Walk 1000 miles challenge: February 2018

During 2018 I’m taking part in the Country Walking #walk1000 miles challenge. Some months I’ll be doing proper walks in the mountains. But in February the walks were of a gentler nature. Strolls even.

There were two over-riding themes to the month – snowdrop walks and city sightseeing.

Snowdrop walks

February is snowdrop month. I cannot resist the lure of a snowdrop stroll. And, even better, they often come as a package, with coffee and cake.

Snowdrops and celandines at Welford Park
Snowdrops and celandines at Welford Park

The granddaddy of snowdrop locations in our area is at Welford Park, near Newbury. If you want to see a woodland full of snowdrops this is the place to come. It’s also full of people. Luckily the snowdrops are fenced off to stop the masses trampling them.

Welford snowdrops
Welford snowdrops

There’s another side to Welford’s fame too as later in the spring it becomes the filming location for the Great British Bake Off. As befits the GBBO location I’m pleased to report I had an excellent piece of fruit cake after our walk.

Braziers Park
Braziers Park

The snowdrops on our next walk at Braziers Park are on a much smaller scale than Welford. More of a side show really. Braziers Park is a community run mansion house, once lived in by Ian Fleming. Nowadays the volunteers and long term residents look after 55 acres of land, maintain the house and host courses and events.

The guided tour around the house (yes, I counted these steps) provided an interesting peep into life at Braziers Park. I think perhaps I’m too happy with my comfortable life to consider alternative living these days.

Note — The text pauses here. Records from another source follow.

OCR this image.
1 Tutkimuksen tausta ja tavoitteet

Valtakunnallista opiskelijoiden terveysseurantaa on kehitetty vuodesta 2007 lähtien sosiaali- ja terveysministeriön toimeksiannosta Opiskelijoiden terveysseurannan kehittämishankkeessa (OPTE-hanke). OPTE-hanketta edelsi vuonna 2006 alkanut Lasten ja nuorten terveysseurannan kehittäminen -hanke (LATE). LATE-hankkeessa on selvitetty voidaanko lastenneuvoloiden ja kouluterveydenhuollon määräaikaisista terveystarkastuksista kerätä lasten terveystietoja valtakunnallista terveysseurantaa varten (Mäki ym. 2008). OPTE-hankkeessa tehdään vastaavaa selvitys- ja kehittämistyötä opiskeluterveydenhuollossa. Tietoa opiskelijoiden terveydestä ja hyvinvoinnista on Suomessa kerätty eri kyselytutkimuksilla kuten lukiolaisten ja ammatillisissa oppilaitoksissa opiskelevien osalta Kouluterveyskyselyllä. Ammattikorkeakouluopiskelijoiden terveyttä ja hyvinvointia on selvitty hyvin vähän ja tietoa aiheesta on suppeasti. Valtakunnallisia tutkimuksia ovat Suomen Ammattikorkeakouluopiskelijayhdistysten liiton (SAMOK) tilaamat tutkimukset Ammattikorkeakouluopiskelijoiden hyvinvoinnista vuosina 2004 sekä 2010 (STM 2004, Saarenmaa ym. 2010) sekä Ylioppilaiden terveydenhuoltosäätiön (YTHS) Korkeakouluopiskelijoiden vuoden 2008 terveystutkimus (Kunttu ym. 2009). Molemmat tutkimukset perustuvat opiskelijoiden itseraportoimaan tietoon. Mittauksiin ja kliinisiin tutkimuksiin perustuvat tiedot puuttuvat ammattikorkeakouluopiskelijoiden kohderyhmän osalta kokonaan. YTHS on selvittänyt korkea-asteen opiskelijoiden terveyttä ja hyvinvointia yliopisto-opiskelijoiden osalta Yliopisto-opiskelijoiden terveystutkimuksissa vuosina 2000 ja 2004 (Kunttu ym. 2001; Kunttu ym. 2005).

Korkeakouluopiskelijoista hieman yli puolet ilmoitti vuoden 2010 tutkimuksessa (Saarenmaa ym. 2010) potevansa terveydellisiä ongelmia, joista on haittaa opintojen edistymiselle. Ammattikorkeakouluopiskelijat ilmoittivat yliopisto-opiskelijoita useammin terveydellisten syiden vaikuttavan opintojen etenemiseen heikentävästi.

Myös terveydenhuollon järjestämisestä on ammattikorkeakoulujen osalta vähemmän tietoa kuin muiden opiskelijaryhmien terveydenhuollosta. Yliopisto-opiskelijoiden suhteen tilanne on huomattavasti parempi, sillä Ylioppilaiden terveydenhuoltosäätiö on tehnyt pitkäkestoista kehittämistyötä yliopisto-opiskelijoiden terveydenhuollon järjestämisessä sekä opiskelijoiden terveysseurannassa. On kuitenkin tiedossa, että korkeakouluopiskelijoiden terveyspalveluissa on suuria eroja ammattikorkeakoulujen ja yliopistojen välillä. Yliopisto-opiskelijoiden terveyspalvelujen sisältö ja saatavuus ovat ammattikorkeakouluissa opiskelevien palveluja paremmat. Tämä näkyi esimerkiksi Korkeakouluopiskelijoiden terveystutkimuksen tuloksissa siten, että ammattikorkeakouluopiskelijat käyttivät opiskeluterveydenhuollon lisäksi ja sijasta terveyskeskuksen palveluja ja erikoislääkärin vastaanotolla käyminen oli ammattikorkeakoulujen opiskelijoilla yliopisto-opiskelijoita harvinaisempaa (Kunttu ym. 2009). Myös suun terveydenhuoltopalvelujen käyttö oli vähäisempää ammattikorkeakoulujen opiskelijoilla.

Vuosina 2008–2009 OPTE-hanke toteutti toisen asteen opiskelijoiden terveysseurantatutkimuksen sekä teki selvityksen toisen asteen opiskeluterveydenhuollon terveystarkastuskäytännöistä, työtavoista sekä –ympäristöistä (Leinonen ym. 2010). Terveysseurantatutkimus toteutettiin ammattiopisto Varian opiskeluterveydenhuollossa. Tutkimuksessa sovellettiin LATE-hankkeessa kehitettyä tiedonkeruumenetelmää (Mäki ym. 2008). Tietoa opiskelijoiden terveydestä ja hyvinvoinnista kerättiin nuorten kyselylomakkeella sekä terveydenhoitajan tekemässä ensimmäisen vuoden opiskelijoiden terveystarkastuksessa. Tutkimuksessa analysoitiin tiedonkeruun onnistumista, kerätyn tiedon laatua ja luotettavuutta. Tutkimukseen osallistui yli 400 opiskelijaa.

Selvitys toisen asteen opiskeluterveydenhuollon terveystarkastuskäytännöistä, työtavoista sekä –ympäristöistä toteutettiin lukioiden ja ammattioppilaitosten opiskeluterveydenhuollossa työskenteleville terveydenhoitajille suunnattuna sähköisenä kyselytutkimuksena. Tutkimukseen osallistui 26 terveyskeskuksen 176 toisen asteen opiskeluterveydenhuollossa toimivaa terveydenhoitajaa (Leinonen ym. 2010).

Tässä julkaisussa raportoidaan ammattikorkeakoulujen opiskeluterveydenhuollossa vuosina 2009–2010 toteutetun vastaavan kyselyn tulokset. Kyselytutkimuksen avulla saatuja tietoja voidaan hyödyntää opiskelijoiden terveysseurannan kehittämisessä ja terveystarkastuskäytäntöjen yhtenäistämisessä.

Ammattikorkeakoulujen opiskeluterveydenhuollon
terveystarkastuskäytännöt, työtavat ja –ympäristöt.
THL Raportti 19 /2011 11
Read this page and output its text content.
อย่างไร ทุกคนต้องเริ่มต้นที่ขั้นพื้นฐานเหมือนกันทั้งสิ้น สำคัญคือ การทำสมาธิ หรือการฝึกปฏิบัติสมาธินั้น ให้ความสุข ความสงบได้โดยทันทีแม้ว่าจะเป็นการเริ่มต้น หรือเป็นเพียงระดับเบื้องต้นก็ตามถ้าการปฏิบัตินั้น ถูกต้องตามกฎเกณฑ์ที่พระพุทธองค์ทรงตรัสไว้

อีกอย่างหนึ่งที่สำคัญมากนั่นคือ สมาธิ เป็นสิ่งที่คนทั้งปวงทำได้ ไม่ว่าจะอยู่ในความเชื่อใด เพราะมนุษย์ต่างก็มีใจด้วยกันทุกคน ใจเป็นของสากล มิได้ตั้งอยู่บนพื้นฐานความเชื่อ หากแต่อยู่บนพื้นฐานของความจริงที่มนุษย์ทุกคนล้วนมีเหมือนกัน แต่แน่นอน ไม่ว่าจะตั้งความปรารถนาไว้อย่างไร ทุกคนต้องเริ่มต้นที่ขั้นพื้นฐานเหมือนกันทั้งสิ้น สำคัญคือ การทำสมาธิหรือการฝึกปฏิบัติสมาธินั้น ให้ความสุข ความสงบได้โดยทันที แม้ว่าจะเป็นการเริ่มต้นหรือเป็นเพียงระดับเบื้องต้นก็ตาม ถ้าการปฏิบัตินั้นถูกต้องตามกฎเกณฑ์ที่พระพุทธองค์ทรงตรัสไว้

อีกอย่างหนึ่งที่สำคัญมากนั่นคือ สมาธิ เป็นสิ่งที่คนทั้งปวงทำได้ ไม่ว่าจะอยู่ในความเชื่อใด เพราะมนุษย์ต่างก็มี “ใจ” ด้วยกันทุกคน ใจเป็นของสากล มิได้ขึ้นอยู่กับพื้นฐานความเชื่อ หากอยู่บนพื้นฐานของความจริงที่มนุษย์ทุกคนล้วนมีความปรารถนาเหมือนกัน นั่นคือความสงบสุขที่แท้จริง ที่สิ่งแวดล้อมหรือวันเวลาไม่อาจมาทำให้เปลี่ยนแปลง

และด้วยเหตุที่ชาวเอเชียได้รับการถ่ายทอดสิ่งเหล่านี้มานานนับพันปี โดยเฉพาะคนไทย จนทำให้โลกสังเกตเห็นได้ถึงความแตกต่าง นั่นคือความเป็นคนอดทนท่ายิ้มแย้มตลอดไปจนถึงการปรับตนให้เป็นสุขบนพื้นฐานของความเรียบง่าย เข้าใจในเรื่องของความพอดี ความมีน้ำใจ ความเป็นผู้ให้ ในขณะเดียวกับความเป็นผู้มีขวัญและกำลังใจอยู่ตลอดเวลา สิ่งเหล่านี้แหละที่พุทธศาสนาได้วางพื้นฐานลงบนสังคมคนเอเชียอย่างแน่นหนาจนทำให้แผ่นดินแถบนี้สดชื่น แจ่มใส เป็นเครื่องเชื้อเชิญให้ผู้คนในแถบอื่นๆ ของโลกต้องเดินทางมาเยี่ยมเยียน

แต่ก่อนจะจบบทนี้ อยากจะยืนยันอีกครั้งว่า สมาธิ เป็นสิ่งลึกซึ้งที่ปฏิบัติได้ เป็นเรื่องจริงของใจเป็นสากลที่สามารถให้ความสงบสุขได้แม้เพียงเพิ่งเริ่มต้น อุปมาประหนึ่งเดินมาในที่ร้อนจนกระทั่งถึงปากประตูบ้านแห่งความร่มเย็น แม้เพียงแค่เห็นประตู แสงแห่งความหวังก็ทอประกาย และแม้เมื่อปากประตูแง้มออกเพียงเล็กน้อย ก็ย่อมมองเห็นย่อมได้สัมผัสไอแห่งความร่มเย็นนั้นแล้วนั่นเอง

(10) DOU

Afterwards we walked through the gardens and woodland. An unexpected hail storm blew in so we hid behind trees whilst the icy white stones bounced around us.

Fungi at Braziers Park
Fungi at Braziers Park

Last but not least, we visited Milton Manor. There were only a few snowdrops left so the main attraction turned out to be more cake. And walking through a field with llamas in.

Rope bridge, Milton Manor
Rope bridge, Milton Manor

Dotted throughout the grounds are a variety of play areas, including home made forts and tree houses. I’m not sure Health & Safety would approve but the estate grounds offer a Famous Five type of existence for children. The ‘Teenagers only’ rope bridge looked great fun!

Ghent sightseeing

Away from the snowdrops we managed some impressive miles on our half term trip to Ghent in Belguim. We walked 18 miles during our two full days of sightseeing.

The three towers, Ghent
The three towers, Ghent

It’s a perfect city for walking. Aside from trams and bicycles traffic is limited in the centre. And it’s flat. Pop over and read more about things to do in Ghent with your family.

Beacon Hill, Hampshire

I’ve driven past Beacon Hill many times whilst travelling north on the A34, but have only just got around to climbing it. On the summit, at 860ft, is Lord Carnarvon’s grave. Together with Howard Carter he famously discovered Tutankhamun’s tomb in the 1920s. His subsequent death, from an infected mosquito bite, contributed to the story of the Curse of Tutankhamun. The summit offers fine views of Lord Carnarvon’s pile, Highclere Castle, better known to TV viewers as Downton Abbey.

Trig point on Beacon Hill, Berkshire
Trig point on Beacon Hill, Berkshire

After climbing Beacon Hill we attempted the High above Highclere Walk from the AA website. I’m a fan of the AA walk books but learnt the hard way that it’s best to take an OS map too rather than rely on basic diagrams. Yes, we got lost. On the positive side, it meant we walked further than I’d originally planned!

Chalk pits,  Blewbury

View from the Chalk Pits, Blewbury
View from the Chalk Pits, Blewbury

Our final February walk was an after lunch stroll to the viewpoint overlooking Blewbury, a local village. A very muddy climb up past an old chalk quarry to a well placed bench. Our walk back to the village took us past a Grand Designs style house building project. Wow.

Mileage totals

I hit my monthly mileage target!

Total mileage in February: 99.25 miles

Running total for 2018: 168.6 miles

Pop over to my first blog about the #walk1000 miles challenge if you’d like to read more about my January walks.

Share this:

Walking the South Downs Way with children: Part 2 Buriton to Amberley

Welcome to the second instalment of our South Downs Way walk. At the start of April we walked the first stage between Winchester and Buriton. Rather belatedly I’ve written up the next section of the walk, which took us from Buriton to Amberley.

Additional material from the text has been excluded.